Max Schrems and Safe Harbour
Enter European urban hero #1: Max Schrems. He has been fighting Facebook for years. It started with simply trying to get hold of the data Facebook holds on him — but slowly escalated into a court challenge against Facebook’s expatriation of his personal data to the US. That case was held in Ireland. Ireland is a tax haven used by many large companies to avoid taxation in other European countries. Those companies register their European head office (sometimes their entire non-US headquarters) in that country — and it ws there that Max Schrems had to initiate his case.

The Irish court decided that since the Commission had declared Safe Harbour to be good and legal it had no option but to declare Facebook’s practices as good and legal. But to its credit, it asked the ECJ if there was any other option it could take.

ECJThe ECJ and Safe Harbour
So the ECJ has been considering the legality of Commission Decision 2000/520/EC. And today we have had the first indication of the likely outcome. The ECJ’s Advocate General Yves Bot has published his opinion (the TLDR version can be found here in a press release). Now, the AG’s opinion is not constitutionally binding on the full ECJ ruling — but it’s unheard of for the court to disagree with the AG.

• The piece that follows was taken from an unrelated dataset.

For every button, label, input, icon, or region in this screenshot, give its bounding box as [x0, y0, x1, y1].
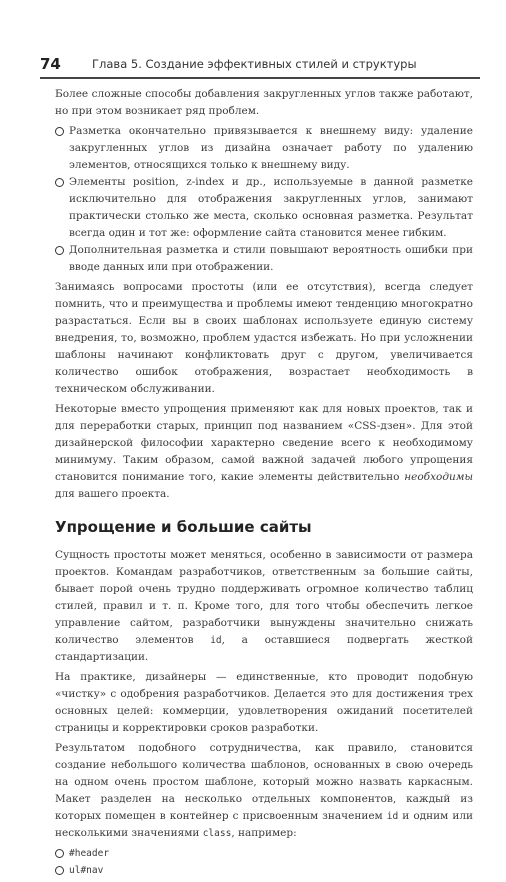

Given such a finding of infringements of the fundamental rights of citizens of the Union, according to the Advocate General the Commission ought to have suspended the application of the decision, even though it is currently conducting negotiations with the United States in order to put an end to the shortcomings found. The Advocate General indeed observes that, if the Commission decided to enter into negotiations with the United States, that is because it considered beforehand that the level of protection ensured by that third country, under the safe harbour scheme, was no longer adequate and that the decision adopted in 2000 was no longer adapted to the reality of the situation.

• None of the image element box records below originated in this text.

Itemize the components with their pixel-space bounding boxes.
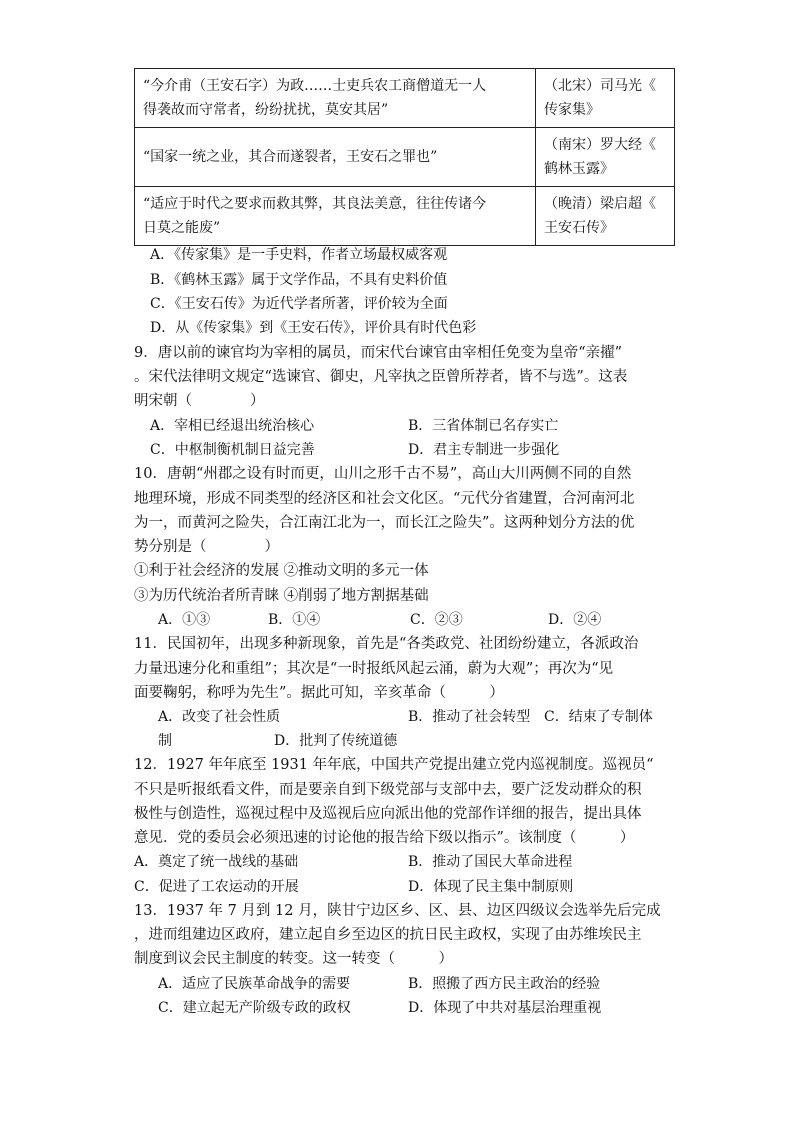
q13-option-b[interactable]: B．照搬了西方民主政治的经验	[408, 976, 601, 992]
q13-option-a[interactable]: A．适应了民族革命战争的需要	[158, 976, 351, 992]
q9-option-d[interactable]: D．君主专制进一步强化	[408, 442, 560, 458]
author-line: （北宋）司马光《	[544, 78, 656, 94]
q13-stem-line: 制度到议会民主制度的转变。这一转变（ ）	[134, 951, 453, 967]
author-line: （南宋）罗大经《	[544, 137, 656, 153]
q12-option-a[interactable]: A．奠定了统一战线的基础	[134, 854, 299, 870]
table-row	[135, 187, 675, 246]
author-line: 鹤林玉露》	[544, 161, 614, 177]
q9-option-a[interactable]: A．宰相已经退出统治核心	[150, 418, 315, 434]
q8-option-b[interactable]: B．《鹤林玉露》属于文学作品，不具有史料价值	[150, 272, 448, 288]
q13-option-c[interactable]: C．建立起无产阶级专政的政权	[158, 1000, 351, 1016]
table-quote-cell	[135, 128, 536, 187]
table-author-cell	[536, 128, 675, 187]
q11-option-d[interactable]: D．批判了传统道德	[274, 733, 398, 749]
q10-statement-line: ③为历代统治者所青睐 ④削弱了地方割据基础	[134, 588, 429, 604]
q9-option-c[interactable]: C．中枢制衡机制日益完善	[150, 442, 315, 458]
q11-option-c-wrap: 制	[158, 733, 172, 749]
author-line: 传家集》	[544, 102, 600, 118]
table-author-cell	[536, 187, 675, 246]
author-line: （晚清）梁启超《	[544, 196, 656, 212]
q12-option-c[interactable]: C．促进了工农运动的开展	[134, 879, 299, 895]
author-line: 王安石传》	[544, 220, 614, 236]
q10-option-b[interactable]: B．①④	[268, 612, 321, 628]
historical-sources-table	[134, 68, 675, 246]
q11-option-a[interactable]: A．改变了社会性质	[158, 709, 281, 725]
table-row	[135, 69, 675, 128]
q13-stem-line: 13．1937 年 7 月到 12 月，陕甘宁边区乡、区、县、边区四级议会选举先后完成	[134, 903, 661, 919]
q12-stem-line: 意见．党的委员会必须迅速的讨论他的报告给下级以指示”。该制度（ ）	[134, 830, 635, 846]
q11-stem-line: 11．民国初年，出现多种新现象，首先是“各类政党、社团纷纷建立，各派政治	[134, 636, 639, 652]
q13-stem-line: ，进而组建边区政府，建立起自乡至边区的抗日民主政权，实现了由苏维埃民主	[134, 927, 642, 943]
q10-stem-line: 为一，而黄河之险失，合江南江北为一，而长江之险失”。这两种划分方法的优	[134, 515, 635, 531]
q10-stem-line: 10．唐朝“州郡之设有时而更，山川之形千古不易”，高山大川两侧不同的自然	[134, 466, 632, 482]
q10-stem-line: 地理环境，形成不同类型的经济区和社会文化区。“元代分省建置，合河南河北	[134, 491, 635, 507]
quote-line: “今介甫（王安石字）为政……士吏兵农工商僧道无一人	[143, 78, 487, 94]
q13-option-d[interactable]: D．体现了中共对基层治理重视	[408, 1000, 602, 1016]
q9-stem-line: 9．唐以前的谏官均为宰相的属员，而宋代台谏官由宰相任免变为皇帝“亲擢”	[134, 345, 623, 361]
quote-line: “适应于时代之要求而救其弊，其良法美意，往往传诸今	[143, 196, 487, 212]
q12-option-b[interactable]: B．推动了国民大革命进程	[408, 854, 573, 870]
q10-stem-line: 势分别是（ ）	[134, 539, 279, 555]
q12-stem-line: 极性与创造性，巡视过程中及巡视后应向派出他的党部作详细的报告，提出具体	[134, 806, 642, 822]
q10-option-c[interactable]: C．②③	[410, 612, 463, 628]
q10-statement-line: ①利于社会经济的发展 ②推动文明的多元一体	[134, 563, 429, 579]
table-quote-cell	[135, 69, 536, 128]
q11-option-b[interactable]: B．推动了社会转型	[408, 709, 531, 725]
q9-option-b[interactable]: B．三省体制已名存实亡	[408, 418, 559, 434]
table-author-cell	[536, 69, 675, 128]
q9-stem-line: 明宋朝（ ）	[134, 393, 265, 409]
table-row	[135, 128, 675, 187]
table-quote-cell	[135, 187, 536, 246]
q8-option-a[interactable]: A．《传家集》是一手史料，作者立场最权威客观	[150, 247, 448, 263]
q11-option-c[interactable]: C．结束了专制体	[544, 709, 653, 725]
quote-line: 日莫之能废”	[143, 220, 221, 236]
quote-line: 得袭故而守常者，纷纷扰扰，莫安其居”	[143, 102, 389, 118]
q12-option-d[interactable]: D．体现了民主集中制原则	[408, 879, 574, 895]
q10-option-a[interactable]: A．①③	[158, 612, 211, 628]
q8-option-d[interactable]: D．从《传家集》到《王安石传》，评价具有时代色彩	[150, 320, 477, 336]
q11-stem-line: 面要鞠躬，称呼为先生”。据此可知，辛亥革命（ ）	[134, 685, 504, 701]
q11-stem-line: 力量迅速分化和重组”；其次是“一时报纸风起云涌，蔚为大观”；再次为“见	[134, 661, 614, 677]
q12-stem-line: 12．1927 年年底至 1931 年年底，中国共产党提出建立党内巡视制度。巡视员“	[134, 757, 654, 773]
q8-option-c[interactable]: C．《王安石传》为近代学者所著，评价较为全面	[150, 296, 448, 312]
q12-stem-line: 不只是听报纸看文件，而是要亲自到下级党部与支部中去，要广泛发动群众的积	[134, 782, 642, 798]
quote-line: “国家一统之业，其合而遂裂者，王安石之罪也”	[143, 149, 438, 165]
q10-option-d[interactable]: D．②④	[548, 612, 602, 628]
q9-stem-line: 。宋代法律明文规定“选谏官、御史，凡宰执之臣曾所荐者，皆不与选”。这表	[134, 369, 628, 385]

In short, the ECJ is will almost certainly declare Commission Decision 2000/520/EC to be in contravention of the European Data Protection Directive and therefore invalid and unconstitutional. It will be struck down. Safe Harbour itself will be invalid.

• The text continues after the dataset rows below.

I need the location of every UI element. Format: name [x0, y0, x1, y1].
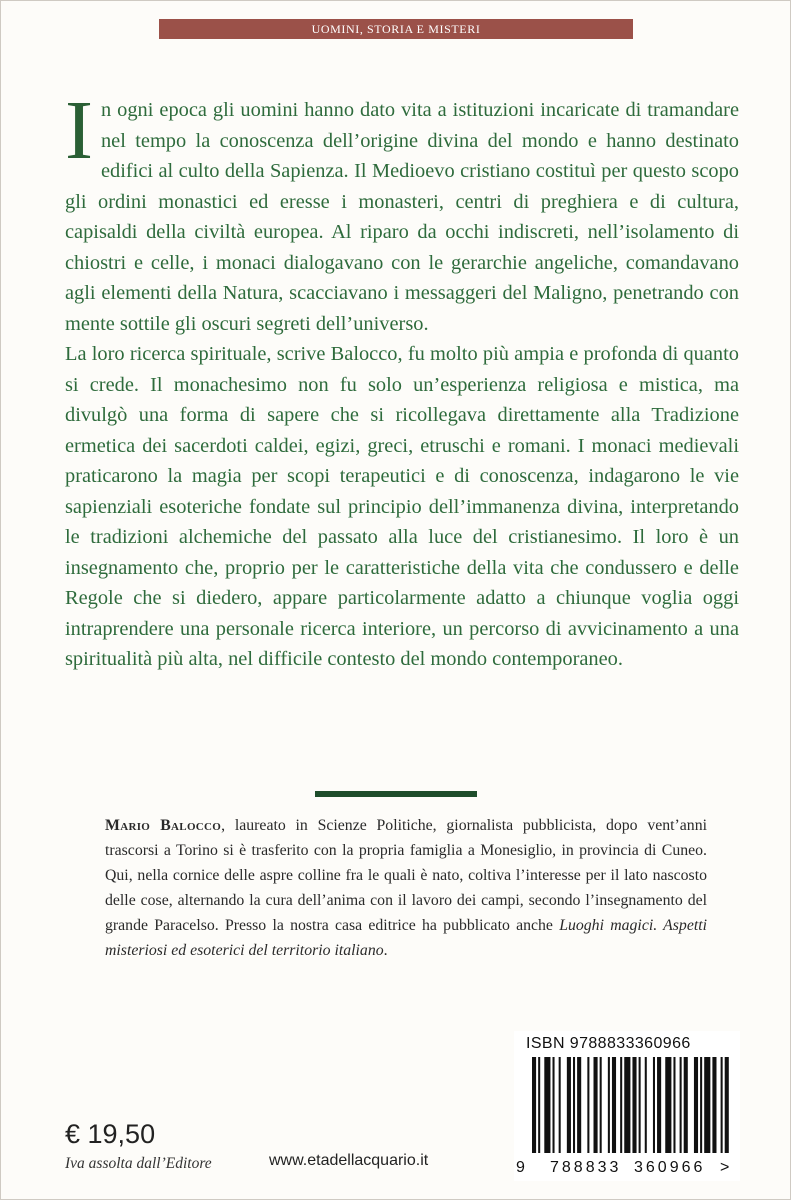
section-divider [315, 791, 477, 797]
author-bio-text: , laureato in Scienze Politiche, giornalista pubblicista, dopo vent’anni trascorsi a Torino si è trasferito con la propria famiglia a Monesiglio, in provincia di Cuneo. Qui, nella cornice delle aspre colline fra le quali è nato, coltiva l’interesse per il lato nascosto delle cose, alternando la cura dell’anima con il lavoro dei campi, secondo l’insegnamento del grande Paracelso. Presso la nostra casa editrice ha pubblicato anche [105, 817, 707, 934]
barcode-area [514, 1031, 740, 1181]
series-title: UOMINI, STORIA E MISTERI [311, 22, 481, 36]
blurb-paragraph-2: La loro ricerca spirituale, scrive Balocco, fu molto più ampia e profonda di quanto si crede. Il monachesimo non fu solo un’esperienza religiosa e mistica, ma divulgò una forma di sapere che si ricollegava direttamente alla Tradizione ermetica dei sacerdoti caldei, egizi, greci, etruschi e romani. I monaci medievali praticarono la magia per scopi terapeutici e di conoscenza, indagarono le vie sapienziali esoteriche fondate sul principio dell’immanenza divina, interpretando le tradizioni alchemiche del passato alla luce del cristianesimo. Il loro è un insegnamento che, proprio per le caratteristiche della vita che condussero e delle Regole che si diedero, appare particolarmente adatto a chiunque voglia oggi intraprendere una personale ricerca interiore, un percorso di avvicinamento a una spiritualità più alta, nel difficile contesto del mondo contemporaneo. [65, 343, 739, 670]
author-bio-paragraph [105, 813, 707, 963]
ean-left-group: 788833 [550, 1159, 622, 1176]
ean-quiet-zone-mark: > [720, 1159, 730, 1176]
drop-cap: I [65, 84, 93, 177]
author-name: Mario Balocco [105, 817, 222, 834]
ean-right-group: 360966 [634, 1159, 706, 1176]
isbn-label: ISBN 9788833360966 [526, 1035, 691, 1052]
blurb-paragraph-1-text: n ogni epoca gli uomini hanno dato vita a istituzioni incaricate di tramandare nel tempo la conoscenza dell’origine divina del mondo e hanno destinato edifici al culto della Sapienza. Il Medioevo cristiano costituì per questo scopo gli ordini monastici ed eresse i monasteri, centri di preghiera e di cultura, capisaldi della civiltà europea. Al riparo da occhi indiscreti, nell’isolamento di chiostri e celle, i monaci dialogavano con le gerarchie angeliche, comandavano agli elementi della Natura, scacciavano i messaggeri del Maligno, penetrando con mente sottile gli oscuri segreti dell’universo. [65, 99, 739, 335]
other-book-title: Luoghi magici. Aspetti misteriosi ed esoterici del territorio italiano [105, 917, 708, 959]
author-bio-end: . [383, 942, 388, 959]
ean-first-digit: 9 [516, 1159, 525, 1176]
vat-note: Iva assolta dall’Editore [65, 1155, 212, 1172]
author-bio [105, 813, 707, 963]
blurb-paragraph-1 [65, 84, 739, 339]
publisher-website: www.etadellacquario.it [269, 1152, 429, 1169]
series-title-band [159, 19, 633, 39]
blurb-text [65, 84, 739, 675]
barcode-icon [514, 1057, 740, 1161]
price: € 19,50 [65, 1119, 156, 1149]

The future of Safe Harbour
Jan Philipp Albrecht, the European Parliament’s rapporteur/draftsperson on the reform of EU data protection rules, is unequivocal:

Jan Philipp Albrecht, Green MEP

Jan Philipp Albrecht, Green MEP

The advocate general has today made clear that the transfer of EU citizens’ private data to the US by Facebook is at odds with EU law. This welcome finding must provoke an immediate response by the relevant authorities in Europe. The Irish data protection commissioner must immediately move to prevent any further data transfers to the US by Facebook, which operates under Irish jurisdiction. The finding also confirms the position of the European Parliament, which has already called for ‘Safe Harbor’ to be suspended. It is unacceptable that the European Commission has ignored this demand for a year and a half. It is now time for the Commission to finally suspend ‘Safe Harbor’.

Let’s see the EC wriggle out of this one!